How does it feel to be left alone as a seven year old. Your mother is taken by the authorities and your father is away in an interment camp and you are left in a cherry orchard in southern France.  Isaac Levendel captures his feelings and shares them with us in his spell binding book, “Not The Germans Alone” published by Northwestern University Press (ISBN 0-8101-1663-4).. The amazing reality of the roundups after the invasion of  Normandy rings with the madness of the Germans and the French establishment.

 

 Levendel gives us insights into the workings of Vichy France and the large amount of collaboration. While we were led to believe that most French were in the resistance, Levendel’s book makes it clear that very few Frenchmen were in the underground and very few Frenchmen helped Jews escape the Nazis.  Those few that risked their lives were simple people acting honorably.

 

What I found most interesting is the description of his emotions about his mother and the description of her actions are sometimes inconsistent.
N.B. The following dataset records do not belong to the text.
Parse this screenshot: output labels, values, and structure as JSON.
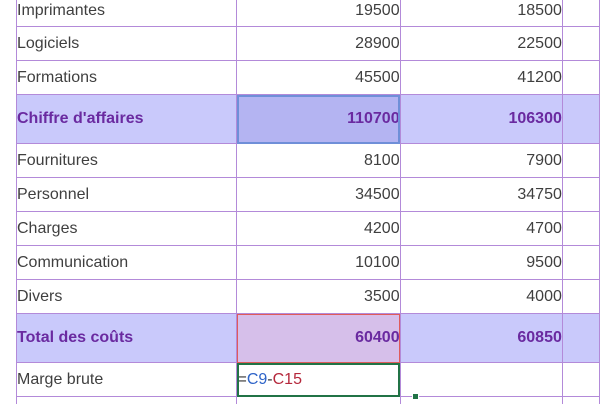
{
  "rows": [
    {
      "label": "Imprimantes",
      "v1": "19500",
      "v2": "18500"
    },
    {
      "label": "Logiciels",
      "v1": "28900",
      "v2": "22500"
    },
    {
      "label": "Formations",
      "v1": "45500",
      "v2": "41200"
    },
    {
      "label": "Chiffre d'affaires",
      "v1": "110700",
      "v2": "106300"
    },
    {
      "label": "Fournitures",
      "v1": "8100",
      "v2": "7900"
    },
    {
      "label": "Personnel",
      "v1": "34500",
      "v2": "34750"
    },
    {
      "label": "Charges",
      "v1": "4200",
      "v2": "4700"
    },
    {
      "label": "Communication",
      "v1": "10100",
      "v2": "9500"
    },
    {
      "label": "Divers",
      "v1": "3500",
      "v2": "4000"
    },
    {
      "label": "Total des coûts",
      "v1": "60400",
      "v2": "60850"
    },
    {
      "label": "Marge brute"
    }
  ],
  "formula": {
    "eq": "=",
    "ref1": "C9",
    "op": "-",
    "ref2": "C15"
  },
  "colors": {
    "grid_border": "#b38ad9",
    "summary_fill": "#c9c9fb",
    "summary_text": "#6a2aa0",
    "selection_blue": "#6f8fd8",
    "selection_red": "#e05b5b",
    "active_cell_border": "#217346"
  }
}
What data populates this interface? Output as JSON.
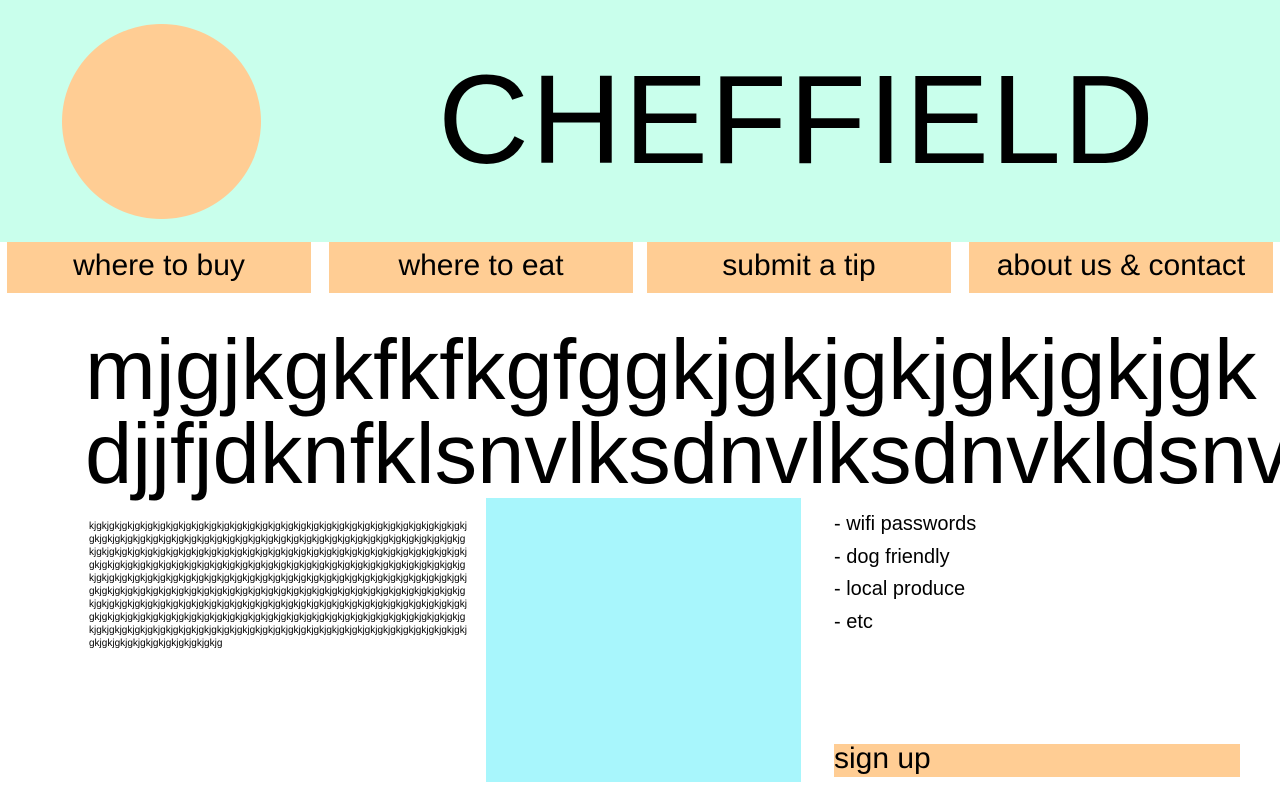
{
  "colors": {
    "header_bg": "#c9ffec",
    "accent": "#ffcd94",
    "image_placeholder": "#a8f6fc",
    "text": "#000000"
  },
  "header": {
    "title": "CHEFFIELD"
  },
  "nav": [
    {
      "label": "where to buy"
    },
    {
      "label": "where to eat"
    },
    {
      "label": "submit a tip"
    },
    {
      "label": "about us & contact"
    }
  ],
  "main": {
    "headline_line1": "mjgjkgkfkfkgfggkjgkjgkjgkjgkjgk",
    "headline_line2": "djjfjdknfklsnvlksdnvlksdnvkldsnv",
    "body_text": "kjgkjgkjgkjgkjgkjgkjgkjgkjgkjgkjgkjgkjgkjgkjgkjgkjgkjgkjgkjgkjgkjgkjgkjgkjgkjgkjgkjgkjgkjgkjgkjgkjgkjgkjgkjgkjgkjgkjgkjgkjgkjgkjgkjgkjgkjgkjgkjgkjgkjgkjgkjgkjgkjgkjgkjgkjgkjgkjgkjgkjgkjgkjgkjgkjgkjgkjgkjgkjgkjgkjgkjgkjgkjgkjgkjgkjgkjgkjgkjgkjgkjgkjgkjgkjgkjgkjgkjgkjgkjgkjgkjgkjgkjgkjgkjgkjgkjgkjgkjgkjgkjgkjgkjgkjgkjgkjgkjgkjgkjgkjgkjgkjgkjgkjgkjgkjgkjgkjgkjgkjgkjgkjgkjgkjgkjgkjgkjgkjgkjgkjgkjgkjgkjgkjgkjgkjgkjgkjgkjgkjgkjgkjgkjgkjgkjgkjgkjgkjgkjgkjgkjgkjgkjgkjgkjgkjgkjgkjgkjgkjgkjgkjgkjgkjgkjgkjgkjgkjgkjgkjgkjgkjgkjgkjgkjgkjgkjgkjgkjgkjgkjgkjgkjgkjgkjgkjgkjgkjgkjgkjgkjgkjgkjgkjgkjgkjgkjgkjgkjgkjgkjgkjgkjgkjgkjgkjgkjgkjgkjgkjgkjgkjgkjgkjgkjgkjgkjgkjgkjgkjgkjgkjgkjgkjgkjgkjgkjgkjgkjgkjgkjgkjgkjgkjgkjgkjgkjgkjgkjgkjgkjgkjgkjgkjgkjgkjgkjgkjgkjgkjgkjgkjgkjgkjgkjgkjgkjgkjgkjgkjgkjgkjgkjgkjgkjgkjgkjgkjgkjgkjgkjgkjgkjgkjgkjg",
    "features": [
      "- wifi passwords",
      "- dog friendly",
      "- local produce",
      "- etc"
    ],
    "signup_label": "sign up"
  }
}
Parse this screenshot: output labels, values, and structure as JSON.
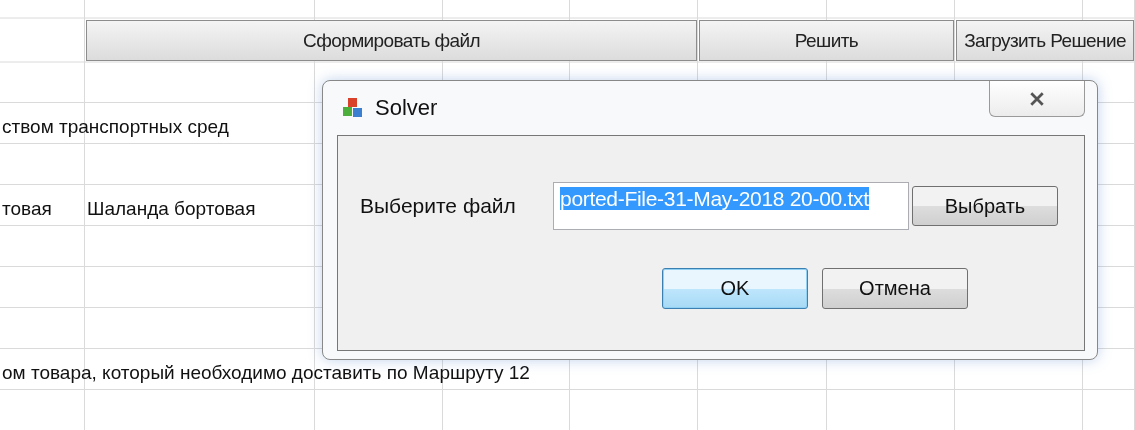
{
  "sheet": {
    "buttons": [
      {
        "label": "Сформировать файл"
      },
      {
        "label": "Решить"
      },
      {
        "label": "Загрузить Решение"
      }
    ],
    "rows": [
      {
        "kind": "blank"
      },
      {
        "kind": "text",
        "cells": [
          "ством транспортных сред"
        ]
      },
      {
        "kind": "blank"
      },
      {
        "kind": "text",
        "cells": [
          "товая",
          "Шаланда бортовая"
        ]
      },
      {
        "kind": "blank"
      },
      {
        "kind": "blank"
      },
      {
        "kind": "blank"
      },
      {
        "kind": "text",
        "cells": [
          "ом товара, который необходимо доставить по Маршруту 12"
        ]
      },
      {
        "kind": "blank"
      }
    ]
  },
  "dialog": {
    "title": "Solver",
    "label": "Выберите файл",
    "file_field": {
      "value": "ported-File-31-May-2018 20-00.txt",
      "text_selected": true
    },
    "browse_button": "Выбрать",
    "buttons": [
      {
        "label": "OK",
        "focused": true
      },
      {
        "label": "Отмена",
        "focused": false
      }
    ]
  }
}
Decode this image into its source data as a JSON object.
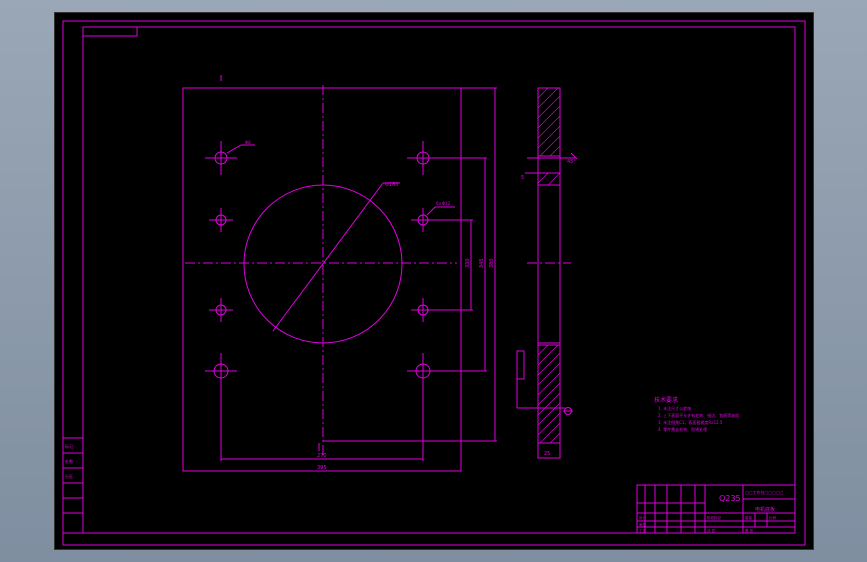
{
  "drawing": {
    "material": "Q235",
    "part_name": "电机底板",
    "project_title": "□□工作台□□□□□",
    "technical_requirements": {
      "heading": "技术要求",
      "items": [
        "1. 未注尺寸公差按",
        "2. 上下表面不允许有毛刺、锐边、划痕等缺陷",
        "3. 未注倒角C1，表面粗糙度Ra12.5",
        "4. 零件需去毛刺、防锈处理"
      ]
    },
    "dimensions": {
      "width_outer": "395",
      "width_holes": "270",
      "height_1": "330",
      "height_2": "345",
      "height_3": "380",
      "thickness": "25",
      "circle_dia": "Φ160",
      "hole_callout": "6×Φ12",
      "hole_dia_small": "Φ8",
      "side_left": "5",
      "side_angle": "45°"
    },
    "side_labels": [
      "标记",
      "处数",
      "分区"
    ],
    "title_block": {
      "row_labels": [
        "设计",
        "审核",
        "工艺",
        "标准化",
        "批准"
      ],
      "scale_labels": [
        "阶段标记",
        "重量",
        "比例"
      ],
      "sheet_info": [
        "共 张",
        "第 张"
      ]
    }
  }
}
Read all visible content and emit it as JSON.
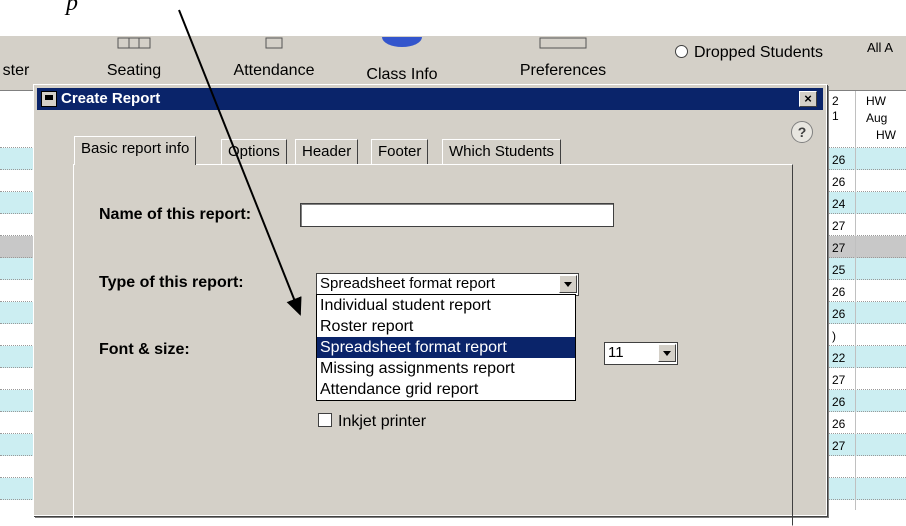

He shows her virtues and her flaws.  He writes about  her love, her intelligence, her caring, her stubbornness, her bad judgment in not  fleeing  sooner, her mistake not taking all her money with her, and then going back to get it.   I got the whole picture of her and that makes the book rich and touching.

 

Levendel describes the peasant family that adopted him.  They were heroes who risked their lives to help. Some scatological material gives us an earthy feeling of these people struggling to feed themselves as they helped others and thought nothing of it.  They were truly pious.

 

l loved how  Levendel writes about his experience during allied  bombings,  "The bombardment  did not feel or sound like it does in the movies.  The heavy smoke smelled like dust and fire.  The explosions were much more violent that I expected.  The earth trembled under my body, and I could feel the shock wave of the explosions on my neck and chest, as if the bombing were happening inside my shirt. There was nowhere to hide.  My mother had reached the limits of her power and could do nothing more to help me."

          

The tracing of the official Vichy documents to verify what really happened is itself a real mystery story.